On n'a guère de renseignements sur la première enfance du comte de Ponthieu. Mais on sait dans quelle atmosphère agitée il vécut jusqu'à l'âge de dix ans, et l'on peut le suivre à travers les épisodes tragiques ou sanglants qui signalèrent cette période et durent laisser leur empreinte dans sa jeune imagination.

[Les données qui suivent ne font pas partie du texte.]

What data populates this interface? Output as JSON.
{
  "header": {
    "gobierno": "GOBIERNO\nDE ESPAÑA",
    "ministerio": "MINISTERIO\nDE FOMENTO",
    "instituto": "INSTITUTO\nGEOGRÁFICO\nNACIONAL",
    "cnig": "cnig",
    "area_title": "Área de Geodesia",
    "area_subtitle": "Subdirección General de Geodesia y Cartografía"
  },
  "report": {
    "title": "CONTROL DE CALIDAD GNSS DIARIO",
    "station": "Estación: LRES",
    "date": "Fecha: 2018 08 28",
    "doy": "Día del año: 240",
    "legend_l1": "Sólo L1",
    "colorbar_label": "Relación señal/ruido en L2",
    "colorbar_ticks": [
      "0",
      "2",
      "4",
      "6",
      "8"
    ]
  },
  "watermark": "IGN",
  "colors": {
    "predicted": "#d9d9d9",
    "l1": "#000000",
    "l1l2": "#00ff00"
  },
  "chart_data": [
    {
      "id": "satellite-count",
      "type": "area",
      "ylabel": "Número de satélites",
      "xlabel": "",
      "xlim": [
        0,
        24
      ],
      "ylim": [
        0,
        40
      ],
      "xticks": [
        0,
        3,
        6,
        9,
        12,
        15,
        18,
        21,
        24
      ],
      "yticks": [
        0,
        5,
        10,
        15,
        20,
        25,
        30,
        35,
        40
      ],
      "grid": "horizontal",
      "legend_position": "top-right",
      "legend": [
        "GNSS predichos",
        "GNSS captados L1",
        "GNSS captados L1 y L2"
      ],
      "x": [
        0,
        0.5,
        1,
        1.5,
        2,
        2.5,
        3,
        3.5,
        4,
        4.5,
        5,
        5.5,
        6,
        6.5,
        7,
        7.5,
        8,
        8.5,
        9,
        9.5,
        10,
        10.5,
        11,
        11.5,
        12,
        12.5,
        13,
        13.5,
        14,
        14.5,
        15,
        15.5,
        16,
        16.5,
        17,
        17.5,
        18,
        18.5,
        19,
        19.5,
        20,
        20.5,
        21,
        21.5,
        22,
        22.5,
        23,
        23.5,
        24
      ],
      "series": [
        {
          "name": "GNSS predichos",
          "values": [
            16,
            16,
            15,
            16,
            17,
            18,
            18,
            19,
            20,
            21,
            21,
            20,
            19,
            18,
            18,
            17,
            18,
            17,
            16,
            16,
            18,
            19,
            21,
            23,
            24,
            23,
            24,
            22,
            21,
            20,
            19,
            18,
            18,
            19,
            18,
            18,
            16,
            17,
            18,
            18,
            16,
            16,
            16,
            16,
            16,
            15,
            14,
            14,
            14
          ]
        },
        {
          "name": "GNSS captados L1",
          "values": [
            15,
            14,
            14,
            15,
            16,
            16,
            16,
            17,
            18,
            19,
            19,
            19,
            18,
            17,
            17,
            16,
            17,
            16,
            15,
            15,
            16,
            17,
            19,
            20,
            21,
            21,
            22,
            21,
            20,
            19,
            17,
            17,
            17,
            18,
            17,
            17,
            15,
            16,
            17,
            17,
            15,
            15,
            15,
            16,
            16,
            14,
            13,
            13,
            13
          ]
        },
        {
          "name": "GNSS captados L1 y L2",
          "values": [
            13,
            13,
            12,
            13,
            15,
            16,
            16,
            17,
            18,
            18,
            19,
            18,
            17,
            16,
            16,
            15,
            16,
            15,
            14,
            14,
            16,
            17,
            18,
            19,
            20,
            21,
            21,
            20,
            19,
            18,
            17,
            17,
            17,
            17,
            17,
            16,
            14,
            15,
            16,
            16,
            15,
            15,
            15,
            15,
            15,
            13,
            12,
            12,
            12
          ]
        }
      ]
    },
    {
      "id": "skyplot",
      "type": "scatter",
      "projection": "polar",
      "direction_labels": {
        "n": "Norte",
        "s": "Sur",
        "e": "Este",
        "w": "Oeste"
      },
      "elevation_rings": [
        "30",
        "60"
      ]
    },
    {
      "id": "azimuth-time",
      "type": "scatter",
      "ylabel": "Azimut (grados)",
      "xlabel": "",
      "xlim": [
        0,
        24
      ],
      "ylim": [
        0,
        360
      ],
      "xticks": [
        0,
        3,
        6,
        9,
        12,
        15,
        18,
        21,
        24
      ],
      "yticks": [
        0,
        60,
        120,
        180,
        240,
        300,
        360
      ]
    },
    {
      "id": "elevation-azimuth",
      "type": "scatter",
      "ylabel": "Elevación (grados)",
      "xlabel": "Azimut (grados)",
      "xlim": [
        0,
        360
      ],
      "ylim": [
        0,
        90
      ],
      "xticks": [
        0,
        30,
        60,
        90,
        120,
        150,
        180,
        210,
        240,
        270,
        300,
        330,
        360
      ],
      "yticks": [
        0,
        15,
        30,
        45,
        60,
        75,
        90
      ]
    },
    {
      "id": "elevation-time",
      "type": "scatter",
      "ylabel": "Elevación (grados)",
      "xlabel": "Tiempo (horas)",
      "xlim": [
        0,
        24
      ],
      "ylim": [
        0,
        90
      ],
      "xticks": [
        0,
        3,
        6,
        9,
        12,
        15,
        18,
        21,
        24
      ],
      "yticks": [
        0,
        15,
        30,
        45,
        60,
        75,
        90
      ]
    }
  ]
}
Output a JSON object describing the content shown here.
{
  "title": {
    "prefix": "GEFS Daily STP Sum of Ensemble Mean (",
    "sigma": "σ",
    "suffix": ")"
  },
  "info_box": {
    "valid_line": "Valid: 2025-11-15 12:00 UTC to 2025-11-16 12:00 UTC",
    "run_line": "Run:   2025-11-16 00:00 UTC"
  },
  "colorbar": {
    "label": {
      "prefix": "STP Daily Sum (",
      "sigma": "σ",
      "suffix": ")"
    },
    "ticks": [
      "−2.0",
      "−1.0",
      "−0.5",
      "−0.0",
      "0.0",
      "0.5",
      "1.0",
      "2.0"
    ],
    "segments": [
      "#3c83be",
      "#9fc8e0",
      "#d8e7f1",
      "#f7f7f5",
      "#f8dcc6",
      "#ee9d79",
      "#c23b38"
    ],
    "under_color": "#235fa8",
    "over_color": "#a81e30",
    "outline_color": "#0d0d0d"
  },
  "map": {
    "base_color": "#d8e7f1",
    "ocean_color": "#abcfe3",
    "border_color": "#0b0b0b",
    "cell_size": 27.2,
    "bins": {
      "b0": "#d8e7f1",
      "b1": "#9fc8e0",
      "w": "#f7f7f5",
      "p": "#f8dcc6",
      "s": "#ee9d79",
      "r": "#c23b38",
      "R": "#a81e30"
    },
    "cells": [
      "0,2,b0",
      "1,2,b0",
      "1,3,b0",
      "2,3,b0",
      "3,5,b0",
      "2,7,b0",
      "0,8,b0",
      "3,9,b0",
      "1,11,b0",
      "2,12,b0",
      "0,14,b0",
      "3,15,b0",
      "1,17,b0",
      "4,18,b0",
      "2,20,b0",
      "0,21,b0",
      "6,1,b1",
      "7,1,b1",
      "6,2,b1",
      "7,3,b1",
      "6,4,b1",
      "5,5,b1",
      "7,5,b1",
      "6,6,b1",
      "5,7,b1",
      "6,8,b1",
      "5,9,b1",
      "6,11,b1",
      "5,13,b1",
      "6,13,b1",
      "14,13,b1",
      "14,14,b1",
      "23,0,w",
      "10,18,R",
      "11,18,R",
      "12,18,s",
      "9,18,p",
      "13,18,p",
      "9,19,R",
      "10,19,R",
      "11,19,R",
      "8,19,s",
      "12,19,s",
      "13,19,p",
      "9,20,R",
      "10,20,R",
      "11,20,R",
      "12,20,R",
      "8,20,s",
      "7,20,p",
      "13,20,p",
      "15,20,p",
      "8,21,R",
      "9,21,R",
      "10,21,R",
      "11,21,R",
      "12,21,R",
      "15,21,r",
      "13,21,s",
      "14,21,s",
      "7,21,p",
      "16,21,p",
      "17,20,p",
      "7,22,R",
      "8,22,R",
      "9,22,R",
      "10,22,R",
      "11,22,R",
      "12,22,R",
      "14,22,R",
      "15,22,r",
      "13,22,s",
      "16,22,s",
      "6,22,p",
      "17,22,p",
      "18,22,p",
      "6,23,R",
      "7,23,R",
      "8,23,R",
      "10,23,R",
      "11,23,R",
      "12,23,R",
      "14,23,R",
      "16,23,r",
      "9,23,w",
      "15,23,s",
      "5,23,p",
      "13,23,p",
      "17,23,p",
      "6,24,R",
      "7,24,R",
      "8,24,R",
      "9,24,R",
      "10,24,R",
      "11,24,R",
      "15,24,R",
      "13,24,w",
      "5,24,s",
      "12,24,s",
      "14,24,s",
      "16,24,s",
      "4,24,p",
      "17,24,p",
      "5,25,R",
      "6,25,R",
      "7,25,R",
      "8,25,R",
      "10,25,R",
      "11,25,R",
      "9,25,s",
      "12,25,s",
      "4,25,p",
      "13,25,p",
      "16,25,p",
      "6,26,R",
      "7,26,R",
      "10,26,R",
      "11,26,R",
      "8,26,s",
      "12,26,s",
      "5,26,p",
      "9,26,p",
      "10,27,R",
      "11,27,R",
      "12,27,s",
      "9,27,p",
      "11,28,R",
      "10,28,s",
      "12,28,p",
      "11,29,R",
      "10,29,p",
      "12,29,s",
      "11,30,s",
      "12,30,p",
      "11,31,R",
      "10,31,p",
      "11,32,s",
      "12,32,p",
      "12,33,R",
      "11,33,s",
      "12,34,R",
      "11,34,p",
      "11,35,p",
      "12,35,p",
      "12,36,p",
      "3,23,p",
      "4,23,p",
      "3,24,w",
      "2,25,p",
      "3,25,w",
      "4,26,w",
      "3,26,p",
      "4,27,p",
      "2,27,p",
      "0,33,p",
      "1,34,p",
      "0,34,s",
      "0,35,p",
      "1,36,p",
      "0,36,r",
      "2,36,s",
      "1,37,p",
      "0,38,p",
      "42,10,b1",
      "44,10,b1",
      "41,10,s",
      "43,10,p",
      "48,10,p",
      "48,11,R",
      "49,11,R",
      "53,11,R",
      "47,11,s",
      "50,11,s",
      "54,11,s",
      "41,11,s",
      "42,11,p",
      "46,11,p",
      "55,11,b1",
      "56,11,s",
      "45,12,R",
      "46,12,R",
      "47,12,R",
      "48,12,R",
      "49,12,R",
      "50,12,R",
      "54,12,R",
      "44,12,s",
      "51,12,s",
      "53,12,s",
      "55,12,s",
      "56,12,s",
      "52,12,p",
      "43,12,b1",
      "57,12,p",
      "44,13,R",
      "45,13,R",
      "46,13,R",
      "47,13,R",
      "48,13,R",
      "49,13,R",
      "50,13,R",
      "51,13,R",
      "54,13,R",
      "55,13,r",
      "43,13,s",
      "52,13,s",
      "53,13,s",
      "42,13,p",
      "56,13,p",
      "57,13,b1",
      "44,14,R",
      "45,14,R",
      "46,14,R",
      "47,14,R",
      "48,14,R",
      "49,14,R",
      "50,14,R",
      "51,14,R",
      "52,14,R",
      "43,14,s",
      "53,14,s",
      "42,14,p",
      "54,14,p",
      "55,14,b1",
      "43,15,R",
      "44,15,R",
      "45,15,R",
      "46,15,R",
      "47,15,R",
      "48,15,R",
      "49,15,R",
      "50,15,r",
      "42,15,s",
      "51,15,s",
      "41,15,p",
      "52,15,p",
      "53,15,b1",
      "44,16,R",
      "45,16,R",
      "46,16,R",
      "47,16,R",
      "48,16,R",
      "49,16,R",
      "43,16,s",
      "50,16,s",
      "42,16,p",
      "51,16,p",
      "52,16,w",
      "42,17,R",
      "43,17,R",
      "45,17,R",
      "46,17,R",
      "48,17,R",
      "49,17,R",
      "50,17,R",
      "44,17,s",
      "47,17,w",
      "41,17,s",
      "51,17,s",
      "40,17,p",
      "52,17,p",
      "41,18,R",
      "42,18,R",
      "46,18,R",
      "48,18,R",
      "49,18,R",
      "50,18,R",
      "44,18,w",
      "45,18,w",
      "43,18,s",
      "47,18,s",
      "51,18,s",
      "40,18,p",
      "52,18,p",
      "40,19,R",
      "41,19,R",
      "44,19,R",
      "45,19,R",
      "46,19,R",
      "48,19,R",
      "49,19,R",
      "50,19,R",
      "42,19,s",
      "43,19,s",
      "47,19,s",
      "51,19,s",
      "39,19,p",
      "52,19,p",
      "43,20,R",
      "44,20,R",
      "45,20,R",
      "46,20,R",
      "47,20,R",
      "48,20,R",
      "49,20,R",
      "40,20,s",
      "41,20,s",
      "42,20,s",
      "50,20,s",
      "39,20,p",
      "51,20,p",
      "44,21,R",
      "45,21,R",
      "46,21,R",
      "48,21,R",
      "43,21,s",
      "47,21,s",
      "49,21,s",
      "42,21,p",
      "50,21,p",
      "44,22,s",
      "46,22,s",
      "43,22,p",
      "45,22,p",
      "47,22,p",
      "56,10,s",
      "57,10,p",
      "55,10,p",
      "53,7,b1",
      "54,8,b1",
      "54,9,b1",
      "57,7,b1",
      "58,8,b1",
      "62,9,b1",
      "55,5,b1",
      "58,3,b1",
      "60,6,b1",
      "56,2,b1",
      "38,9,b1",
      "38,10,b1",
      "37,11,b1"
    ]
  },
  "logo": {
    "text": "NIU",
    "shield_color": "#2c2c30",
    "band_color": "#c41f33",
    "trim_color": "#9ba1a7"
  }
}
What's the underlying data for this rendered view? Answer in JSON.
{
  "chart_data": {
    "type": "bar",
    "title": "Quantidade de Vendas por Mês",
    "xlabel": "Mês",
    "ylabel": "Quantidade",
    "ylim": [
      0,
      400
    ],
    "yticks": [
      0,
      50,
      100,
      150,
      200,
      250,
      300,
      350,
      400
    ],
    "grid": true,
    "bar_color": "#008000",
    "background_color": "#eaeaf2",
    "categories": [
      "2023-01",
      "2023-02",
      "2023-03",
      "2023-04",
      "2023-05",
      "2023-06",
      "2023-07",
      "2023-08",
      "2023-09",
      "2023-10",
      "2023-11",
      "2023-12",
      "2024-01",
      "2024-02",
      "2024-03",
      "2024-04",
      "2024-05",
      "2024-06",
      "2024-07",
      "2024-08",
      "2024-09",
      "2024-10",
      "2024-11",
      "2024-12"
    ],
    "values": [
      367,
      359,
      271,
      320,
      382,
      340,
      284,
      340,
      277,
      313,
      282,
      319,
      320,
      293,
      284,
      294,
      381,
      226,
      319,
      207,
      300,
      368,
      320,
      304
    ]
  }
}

Un jour (août 1405)[42], à peine âgé de deux ans et demi, il est jeté dans une barque, avec ses frères, emmené furtivement à Vitry, et conduit de là en chariot, à Villejuif. Le lendemain, sur le chemin de Pouilly, où les petits princes allaient rejoindre leur mère et le duc d'Orléans, apparaît soudain, à main armée, le duc de Bourgogne. — Jean sans Peur, après une violente altercation avec le duc de Bavière, frère de la Reine, qui commandait l'escorte, tranche lui-même, d'un coup d'épée, les traits des chevaux, et fait ramener à Paris les trois enfants, lesquels sont logés au Louvre, sous la garde du duc de Berry[43]. Bientôt la capitale se remplit d'hommes armés ; les rues sont tendues de chaînes ; on ferme les portes, qui n'avaient point été closes depuis vingt-quatre ans ; des rondes nocturnes sillonnent les rues ; l'émeute gronde, et les cris : Alarme ! Alarme ! retentissent de toutes parts. C'est dans ces agitations et ces terreurs que s'écoulent, pour les enfants de France, les derniers mois de 1405.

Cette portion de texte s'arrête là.